# GPT can correctly evaluate infinite loops

Sometimes it can be hard for programmers without the proper mathematical background to read and understand ML papers as there can be a disconnect between the math and the code. For example you can write down an intractable integral on paper but you can't actually code it.

Sometimes a mathematical derivation begins with an intractable or infinite sum. The author then goes on to manipulate or approximate the sum in complex ways so that it is tractable. Finally the tractable version can be coded but by then a programmer might have gotten lost in the math. What if we could code the first intractable sum? What if we could evaluate that code?

Consider the famous infinite sum

$\sum_{n=1}^{\infty{}} \frac{1}{n^2}=\frac{\pi^2}{6}$

Take every number from 1 to infinity, take one over that number squared, and add up all the results. Of course you can't actually do this because of the infinite sum, so to evaluate it you have to do lots of complex math. It turns out that, surprisingly, the sum equals $\frac{\pi^2}{6}$.
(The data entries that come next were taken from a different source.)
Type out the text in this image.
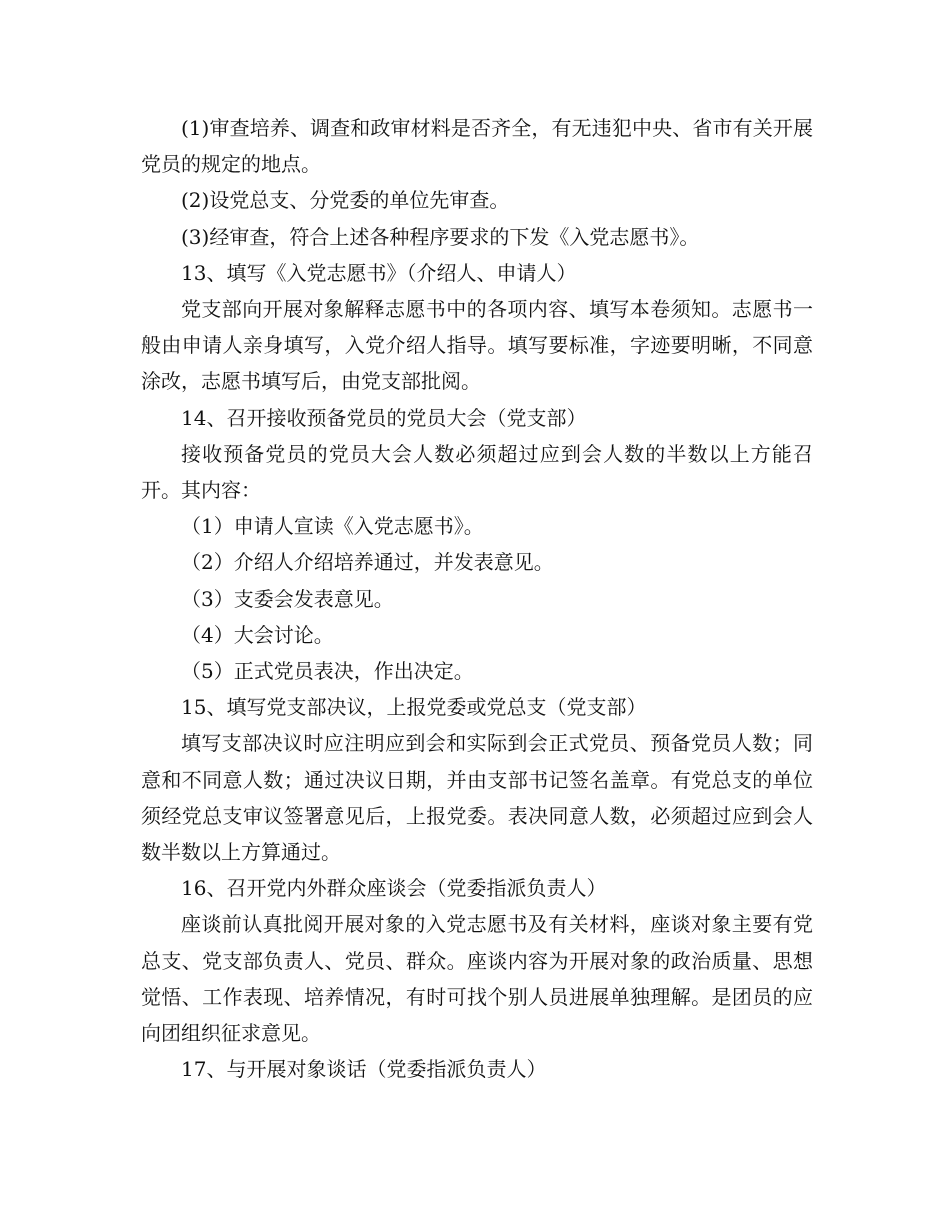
(1)审查培养、调查和政审材料是否齐全，有无违犯中央、省市有关开展党员的规定的地点。

(2)设党总支、分党委的单位先审查。

(3)经审查，符合上述各种程序要求的下发《入党志愿书》。

13、填写《入党志愿书》（介绍人、申请人）

党支部向开展对象解释志愿书中的各项内容、填写本卷须知。志愿书一般由申请人亲身填写，入党介绍人指导。填写要标准，字迹要明晰，不同意涂改，志愿书填写后，由党支部批阅。

14、召开接收预备党员的党员大会（党支部）

接收预备党员的党员大会人数必须超过应到会人数的半数以上方能召开。其内容：

（1）申请人宣读《入党志愿书》。

（2）介绍人介绍培养通过，并发表意见。

（3）支委会发表意见。

（4）大会讨论。

（5）正式党员表决，作出决定。

15、填写党支部决议，上报党委或党总支（党支部）

填写支部决议时应注明应到会和实际到会正式党员、预备党员人数；同意和不同意人数；通过决议日期，并由支部书记签名盖章。有党总支的单位须经党总支审议签署意见后，上报党委。表决同意人数，必须超过应到会人数半数以上方算通过。

16、召开党内外群众座谈会（党委指派负责人）

座谈前认真批阅开展对象的入党志愿书及有关材料，座谈对象主要有党总支、党支部负责人、党员、群众。座谈内容为开展对象的政治质量、思想觉悟、工作表现、培养情况，有时可找个别人员进展单独理解。是团员的应向团组织征求意见。

17、与开展对象谈话（党委指派负责人）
Let's express this impossible sum using an infinite loop in Python:

n=0
sum=0
while True:
n = n+1
sum = sum + 1/(n**2)
print(sum)


This python code is just the math translated into code. Of course, that while True: line means that the program will never complete, but a programmer reading this code would understand what it means.

I gave this to GPT:

Here is some python code. What will be the value of "sum"
after the code runs? Give a closed-form algebraic expression.

n=0
sum=0
while True:
n = n+1
sum = sum + 1/(n**2)
print(sum)


Amazingly, it responded with:

The value of "sum" after the program finishes will be π2/6,
or 1.6449340668482264.


GPT understood what the code meant and 'evaluated' it by returning what it meant to do. Unfortunately, it's not quite correct. That π2/6 is wrong, it should be $\frac{\pi^2}{6}$, just wrong enough to be confusing.

As this technology improves, and we can really evaluate impossible code, the possibilities are incredible. If it's reliably correct, we could use this as an advisory python interpreter that tries to skip over bugs, evaluate infinite loops, even evaluate comments.